You are viewing a plain text version of this content. The canonical link for it is here.

Posted to dev@uima.apache.org by Eddie Epstein <ea...@gmail.com> on 2010/11/15 04:49:17 UTC

Re: Collection processing

Is the analysis of each document to be done independently of
the others? For example, annotation offsets are relative to the
beginning of each document. If not, the documents can be
concatenated together and analyzed at the same time.

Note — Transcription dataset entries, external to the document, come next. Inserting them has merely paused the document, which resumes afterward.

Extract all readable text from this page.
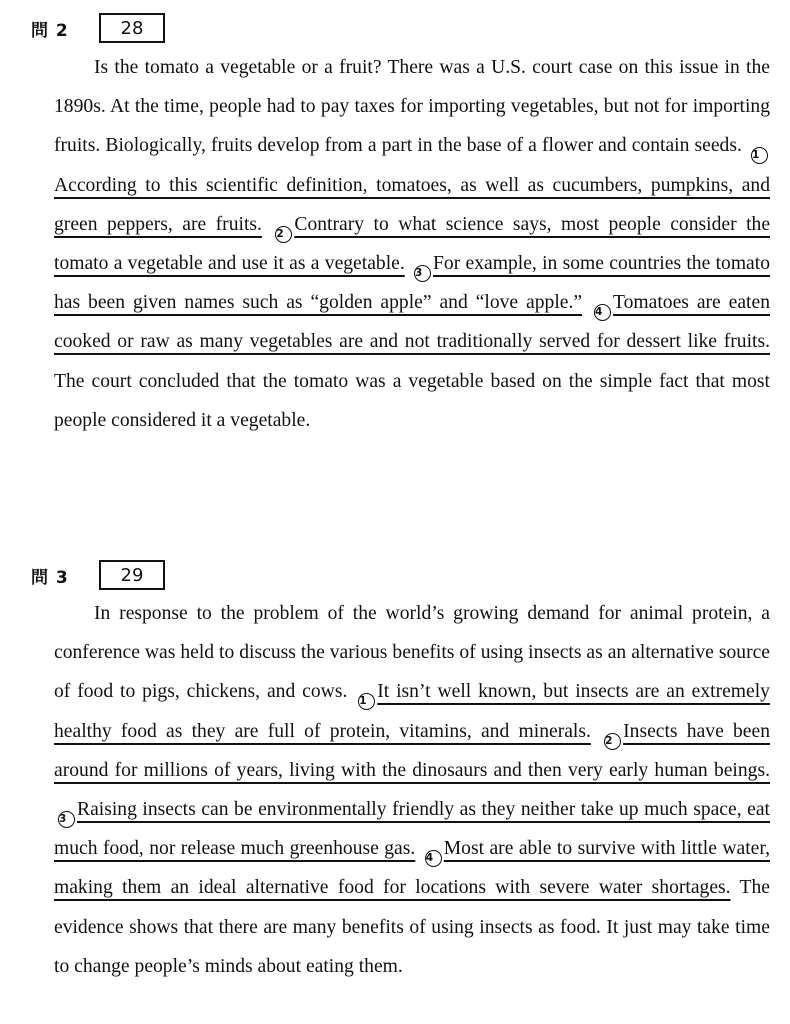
問 2	28

Is the tomato a vegetable or a fruit? There was a U.S. court case on this issue in the 1890s. At the time, people had to pay taxes for importing vegetables, but not for importing fruits. Biologically, fruits develop from a part in the base of a flower and contain seeds. 1According to this scientific definition, tomatoes, as well as cucumbers, pumpkins, and green peppers, are fruits. 2 Contrary to what science says, most people consider the tomato a vegetable and use it as a vegetable. 3 For example, in some countries the tomato has been given names such as “golden apple” and “love apple.” 4 Tomatoes are eaten cooked or raw as many vegetables are and not traditionally served for dessert like fruits. The court concluded that the tomato was a vegetable based on the simple fact that most people considered it a vegetable.

問 3	29

In response to the problem of the world’s growing demand for animal protein, a conference was held to discuss the various benefits of using insects as an alternative source of food to pigs, chickens, and cows. 1 It isn’t well known, but insects are an extremely healthy food as they are full of protein, vitamins, and minerals. 2 Insects have been around for millions of years, living with the dinosaurs and then very early human beings. 3 Raising insects can be environmentally friendly as they neither take up much space, eat much food, nor release much greenhouse gas. 4 Most are able to survive with little water, making them an ideal alternative food for locations with severe water shortages. The evidence shows that there are many benefits of using insects as food. It just may take time to change people’s minds about eating them.
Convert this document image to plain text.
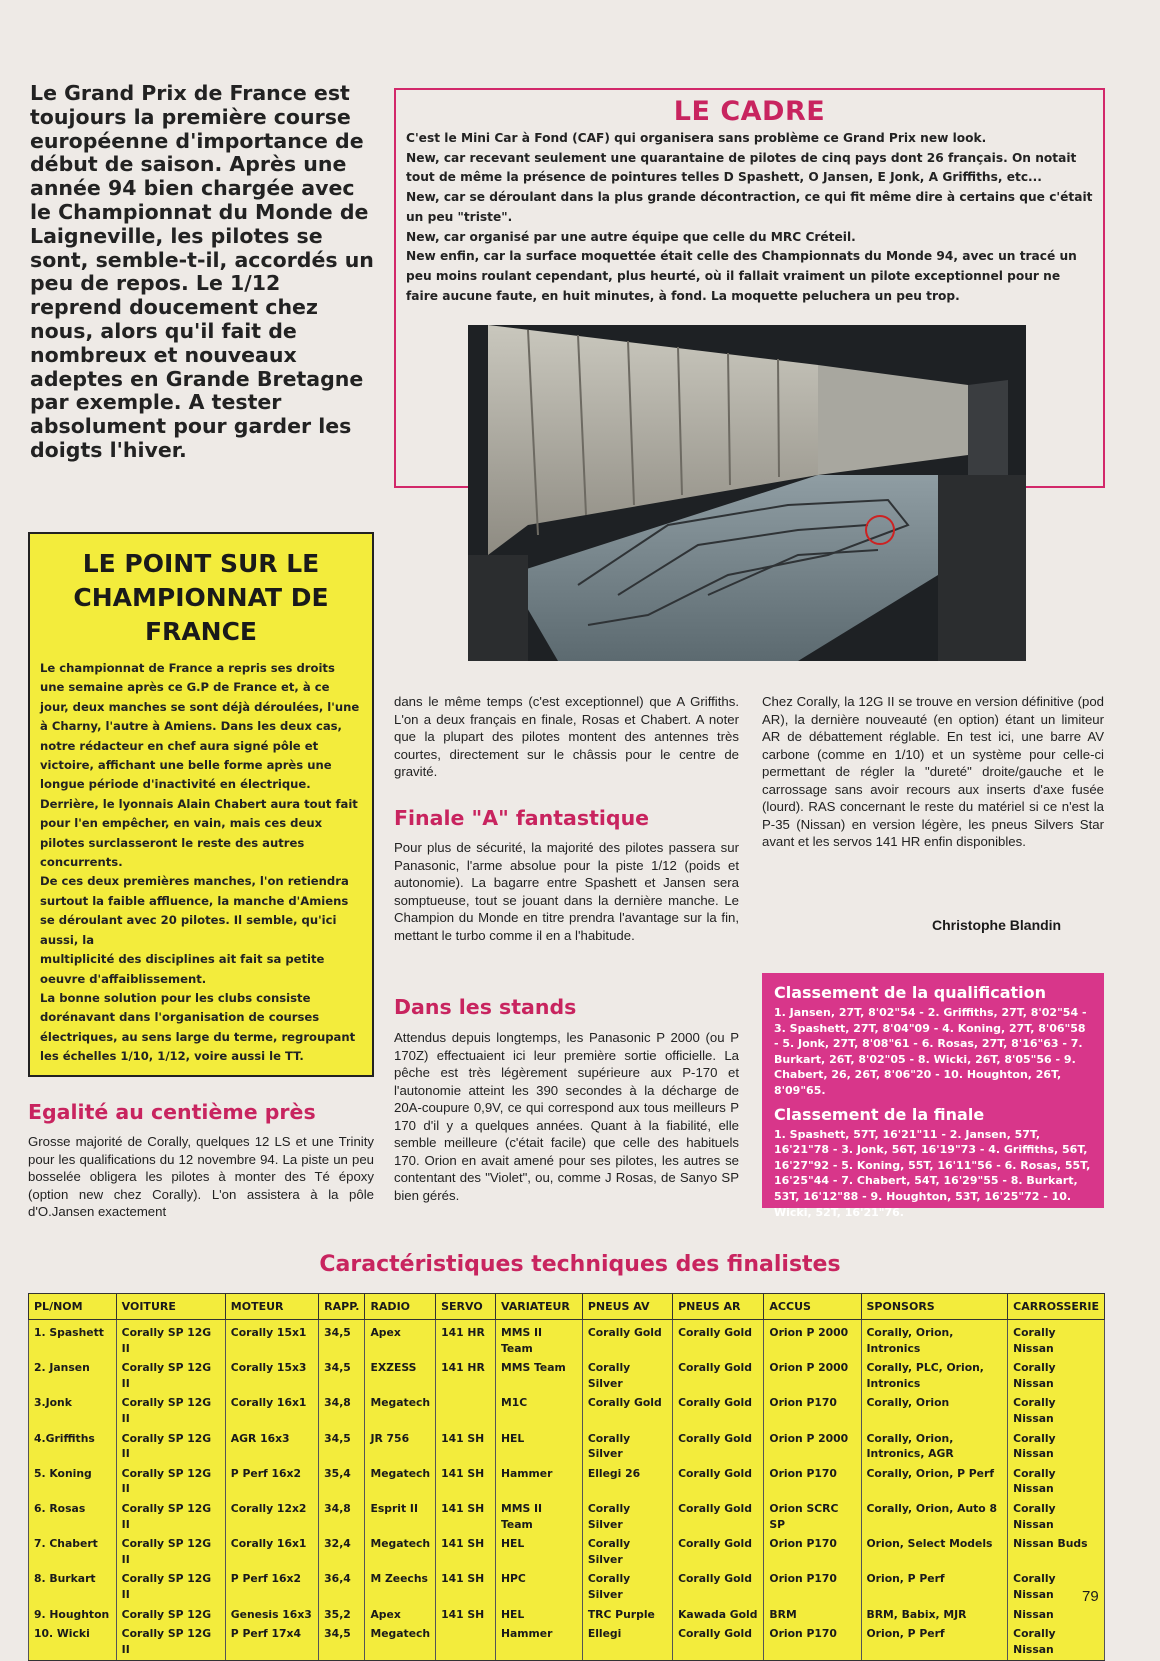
Le Grand Prix de France est toujours la première course européenne d'importance de début de saison. Après une année 94 bien chargée avec le Championnat du Monde de Laigneville, les pilotes se sont, semble-t-il, accordés un peu de repos. Le 1/12 reprend doucement chez nous, alors qu'il fait de nombreux et nouveaux adeptes en Grande Bretagne par exemple. A tester absolument pour garder les doigts l'hiver.
LE CADRE
C'est le Mini Car à Fond (CAF) qui organisera sans problème ce Grand Prix new look.
New, car recevant seulement une quarantaine de pilotes de cinq pays dont 26 français. On notait tout de même la présence de pointures telles D Spashett, O Jansen, E Jonk, A Griffiths, etc...
New, car se déroulant dans la plus grande décontraction, ce qui fit même dire à certains que c'était un peu "triste".
New, car organisé par une autre équipe que celle du MRC Créteil.
New enfin, car la surface moquettée était celle des Championnats du Monde 94, avec un tracé un peu moins roulant cependant, plus heurté, où il fallait vraiment un pilote exceptionnel pour ne faire aucune faute, en huit minutes, à fond. La moquette peluchera un peu trop.
LE POINT SUR LE CHAMPIONNAT DE FRANCE
Le championnat de France a repris ses droits une semaine après ce G.P de France et, à ce jour, deux manches se sont déjà déroulées, l'une à Charny, l'autre à Amiens. Dans les deux cas, notre rédacteur en chef aura signé pôle et victoire, affichant une belle forme après une longue période d'inactivité en électrique. Derrière, le lyonnais Alain Chabert aura tout fait pour l'en empêcher, en vain, mais ces deux pilotes surclasseront le reste des autres concurrents.
De ces deux premières manches, l'on retiendra surtout la faible affluence, la manche d'Amiens se déroulant avec 20 pilotes. Il semble, qu'ici aussi, la
multiplicité des disciplines ait fait sa petite oeuvre d'affaiblissement.
La bonne solution pour les clubs consiste dorénavant dans l'organisation de courses électriques, au sens large du terme, regroupant les échelles 1/10, 1/12, voire aussi le TT.
Egalité au centième près
Grosse majorité de Corally, quelques 12 LS et une Trinity pour les qualifications du 12 novembre 94. La piste un peu bosselée obligera les pilotes à monter des Té époxy (option new chez Corally). L'on assistera à la pôle d'O.Jansen exactement
dans le même temps (c'est exceptionnel) que A Griffiths. L'on a deux français en finale, Rosas et Chabert. A noter que la plupart des pilotes montent des antennes très courtes, directement sur le châssis pour le centre de gravité.
Finale "A" fantastique
Pour plus de sécurité, la majorité des pilotes passera sur Panasonic, l'arme absolue pour la piste 1/12 (poids et autonomie). La bagarre entre Spashett et Jansen sera somptueuse, tout se jouant dans la dernière manche. Le Champion du Monde en titre prendra l'avantage sur la fin, mettant le turbo comme il en a l'habitude.
Dans les stands
Attendus depuis longtemps, les Panasonic P 2000 (ou P 170Z) effectuaient ici leur première sortie officielle. La pêche est très légèrement supérieure aux P-170 et l'autonomie atteint les 390 secondes à la décharge de 20A-coupure 0,9V, ce qui correspond aux tous meilleurs P 170 d'il y a quelques années. Quant à la fiabilité, elle semble meilleure (c'était facile) que celle des habituels 170. Orion en avait amené pour ses pilotes, les autres se contentant des "Violet", ou, comme J Rosas, de Sanyo SP bien gérés.
Chez Corally, la 12G II se trouve en version définitive (pod AR), la dernière nouveauté (en option) étant un limiteur AR de débattement réglable. En test ici, une barre AV carbone (comme en 1/10) et un système pour celle-ci permettant de régler la "dureté" droite/gauche et le carrossage sans avoir recours aux inserts d'axe fusée (lourd). RAS concernant le reste du matériel si ce n'est la P-35 (Nissan) en version légère, les pneus Silvers Star avant et les servos 141 HR enfin disponibles.
Christophe Blandin
Classement de la qualification
1. Jansen, 27T, 8'02"54 - 2. Griffiths, 27T, 8'02"54 - 3. Spashett, 27T, 8'04"09 - 4. Koning, 27T, 8'06"58 - 5. Jonk, 27T, 8'08"61 - 6. Rosas, 27T, 8'16"63 - 7. Burkart, 26T, 8'02"05 - 8. Wicki, 26T, 8'05"56 - 9. Chabert, 26, 26T, 8'06"20 - 10. Houghton, 26T, 8'09"65.
Classement de la finale
1. Spashett, 57T, 16'21"11 - 2. Jansen, 57T, 16'21"78 - 3. Jonk, 56T, 16'19"73 - 4. Griffiths, 56T, 16'27"92 - 5. Koning, 55T, 16'11"56 - 6. Rosas, 55T, 16'25"44 - 7. Chabert, 54T, 16'29"55 - 8. Burkart, 53T, 16'12"88 - 9. Houghton, 53T, 16'25"72 - 10. Wicki, 52T, 16'21"76.
Caractéristiques techniques des finalistes
PL/NOM	VOITURE	MOTEUR	RAPP.	RADIO	SERVO	VARIATEUR	PNEUS AV	PNEUS AR	ACCUS	SPONSORS	CARROSSERIE
1. Spashett	Corally SP 12G II	Corally 15x1	34,5	Apex	141 HR	MMS II Team	Corally Gold	Corally Gold	Orion P 2000	Corally, Orion, Intronics	Corally Nissan
2. Jansen	Corally SP 12G II	Corally 15x3	34,5	EXZESS	141 HR	MMS Team	Corally Silver	Corally Gold	Orion P 2000	Corally, PLC, Orion, Intronics	Corally Nissan
3.Jonk	Corally SP 12G II	Corally 16x1	34,8	Megatech		M1C	Corally Gold	Corally Gold	Orion P170	Corally, Orion	Corally Nissan
4.Griffiths	Corally SP 12G II	AGR 16x3	34,5	JR 756	141 SH	HEL	Corally Silver	Corally Gold	Orion P 2000	Corally, Orion, Intronics, AGR	Corally Nissan
5. Koning	Corally SP 12G II	P Perf 16x2	35,4	Megatech	141 SH	Hammer	Ellegi 26	Corally Gold	Orion P170	Corally, Orion, P Perf	Corally Nissan
6. Rosas	Corally SP 12G II	Corally 12x2	34,8	Esprit II	141 SH	MMS II Team	Corally Silver	Corally Gold	Orion SCRC SP	Corally, Orion, Auto 8	Corally Nissan
7. Chabert	Corally SP 12G II	Corally 16x1	32,4	Megatech	141 SH	HEL	Corally Silver	Corally Gold	Orion P170	Orion, Select Models	Nissan Buds
8. Burkart	Corally SP 12G II	P Perf 16x2	36,4	M Zeechs	141 SH	HPC	Corally Silver	Corally Gold	Orion P170	Orion, P Perf	Corally Nissan
9. Houghton	Corally SP 12G	Genesis 16x3	35,2	Apex	141 SH	HEL	TRC Purple	Kawada Gold	BRM	BRM, Babix, MJR	Nissan
10. Wicki	Corally SP 12G II	P Perf 17x4	34,5	Megatech		Hammer	Ellegi	Corally Gold	Orion P170	Orion, P Perf	Corally Nissan
79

If the documents are to be considered independently, the
annotator has to process each separately. One could
create a view for each document and let the annotator
iterate over all views. Of course since the CAS is memory
resident there is a natural limit to the total size of all
documents to be processed in this way.

On Sun, Nov 14, 2010 at 10:10 AM, Drenski <mi...@yahoo.com> wrote:
> Hi,
> I am new to UIMA and i have been struggling for some time
> with the following problem.
> I have some documents, which i need to process simultaneously.
> So I implemented a collection reader, which reads all the files
> from a directory and annotates them as Documents. But how can
> i put these all files in an Array for example so that I can
> iterate them and make my further processing. Basically I
> just want to fetch the files from the directory and put
> them in an array so that i can process them.
> Is CAS consumer what I need? I saw in the doc that
> it is now deprecated. Or should I use some index like Lucene?
> But I guess this will be too complex for my simple task?
> I would appreciate any suggestions.
> Regards,
> Drenski
>
>

Re: Collection processing

Posted by Drenski <mi...@yahoo.com>.

Thank you very much Eddie, i will try your approach.
Milen

Re: Collection processing

Posted by Eddie Epstein <ea...@gmail.com>.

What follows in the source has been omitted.